Lucy Wildheart

Personal information
- Born: 1 January 1993 (age 33) Lessebo, Sweden
- Height: 167 cm (5 ft 6 in)
- Weight: Lightweight, Featherweight

Boxing career
- Stance: Orthodox

Boxing record
- Total fights: 14
- Wins: 11
- Win by KO: 4
- Losses: 3

= Lucy Wildheart =

Swedish boxer (born 1993)

Lucy Wildheart (born 1 January 1993) is a Swedish professional boxer. She is a three-time world title challenger.

==Biography==
Wildheart was born and raised in Lessebo, Sweden. A former ballet dancer and karate player, she had an amateur record of 24 wins from 27 fights before turning professional in 2017 and moving to England to train full-time.

She won the vacant IBO female Intercontinental lightweight title by defeating Anissa Benyoub on a split decision in Bracknell, England, on 17 March 2019.

Wildheart took on Estelle Mossely for the vacant IBO female lightweight title in Cherbourg, France, on 14 June 2019, but lost by unanimous decision.

On 15 April 2023, she fought Mikaela Mayer for the vacant WBC interim female lightweight title at the Copper Box Arena in London.

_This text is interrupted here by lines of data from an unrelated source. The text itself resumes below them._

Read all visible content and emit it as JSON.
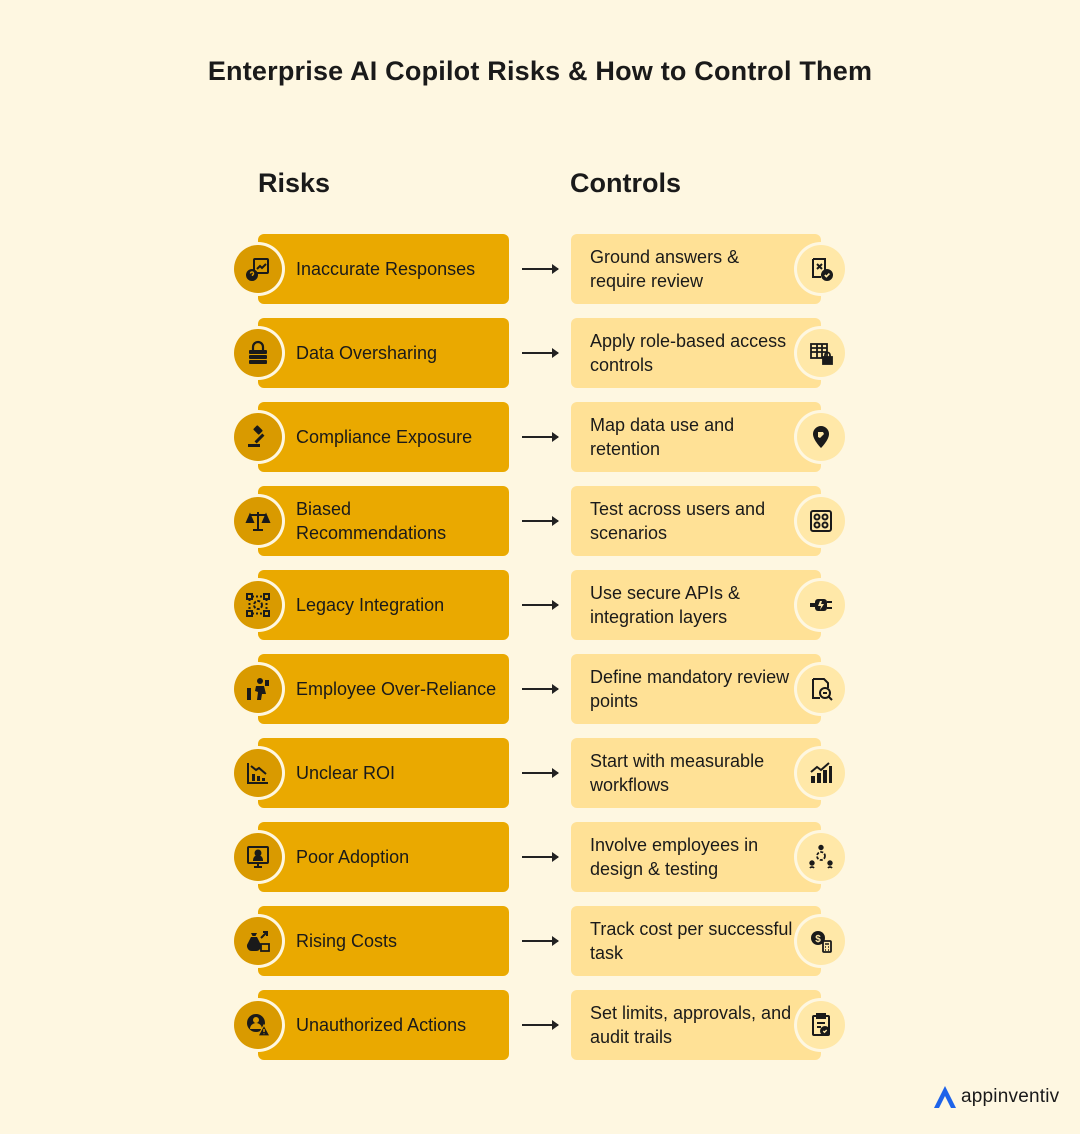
{
  "title": "Enterprise AI Copilot Risks & How to Control Them",
  "columns": {
    "risks": "Risks",
    "controls": "Controls"
  },
  "rows": [
    {
      "risk": "Inaccurate Responses",
      "risk_icon": "question-chart-icon",
      "control": "Ground answers & require review",
      "control_icon": "document-check-icon"
    },
    {
      "risk": "Data Oversharing",
      "risk_icon": "server-lock-icon",
      "control": "Apply role-based access controls",
      "control_icon": "table-lock-icon"
    },
    {
      "risk": "Compliance Exposure",
      "risk_icon": "gavel-icon",
      "control": "Map data use and retention",
      "control_icon": "location-pin-icon"
    },
    {
      "risk": "Biased Recommendations",
      "risk_icon": "balance-scale-icon",
      "control": "Test across users and scenarios",
      "control_icon": "grid-test-icon"
    },
    {
      "risk": "Legacy Integration",
      "risk_icon": "integration-gear-icon",
      "control": "Use secure APIs & integration layers",
      "control_icon": "plug-connector-icon"
    },
    {
      "risk": "Employee Over-Reliance",
      "risk_icon": "employee-desk-icon",
      "control": "Define mandatory review points",
      "control_icon": "search-document-icon"
    },
    {
      "risk": "Unclear ROI",
      "risk_icon": "declining-chart-icon",
      "control": "Start with measurable workflows",
      "control_icon": "growth-chart-icon"
    },
    {
      "risk": "Poor Adoption",
      "risk_icon": "screen-user-icon",
      "control": "Involve employees in design & testing",
      "control_icon": "team-gear-icon"
    },
    {
      "risk": "Rising Costs",
      "risk_icon": "money-bag-icon",
      "control": "Track cost per successful task",
      "control_icon": "coin-calculator-icon"
    },
    {
      "risk": "Unauthorized Actions",
      "risk_icon": "user-warning-icon",
      "control": "Set limits, approvals, and audit trails",
      "control_icon": "clipboard-check-icon"
    }
  ],
  "brand": {
    "name": "appinventiv",
    "logo_icon": "appinventiv-logo-icon"
  },
  "colors": {
    "background": "#FEF7E1",
    "risk": "#EAA900",
    "control": "#FFE196",
    "logo": "#1E63E9"
  }
}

She took the fight with one day's notice as a replacement for Mayer's original opponent, Christina Linardatou, who failed her pre-fight medical. Wildheart lost by unanimous decision.

Wildheart had a third attempt at winning a world title when she faced WBC interim female featherweight champion Skye Nicolson at 3Arena in Dublin, Ireland, on 25 November 2023. She again fell short with the fight ending in the ninth round when her corner threw in the towel.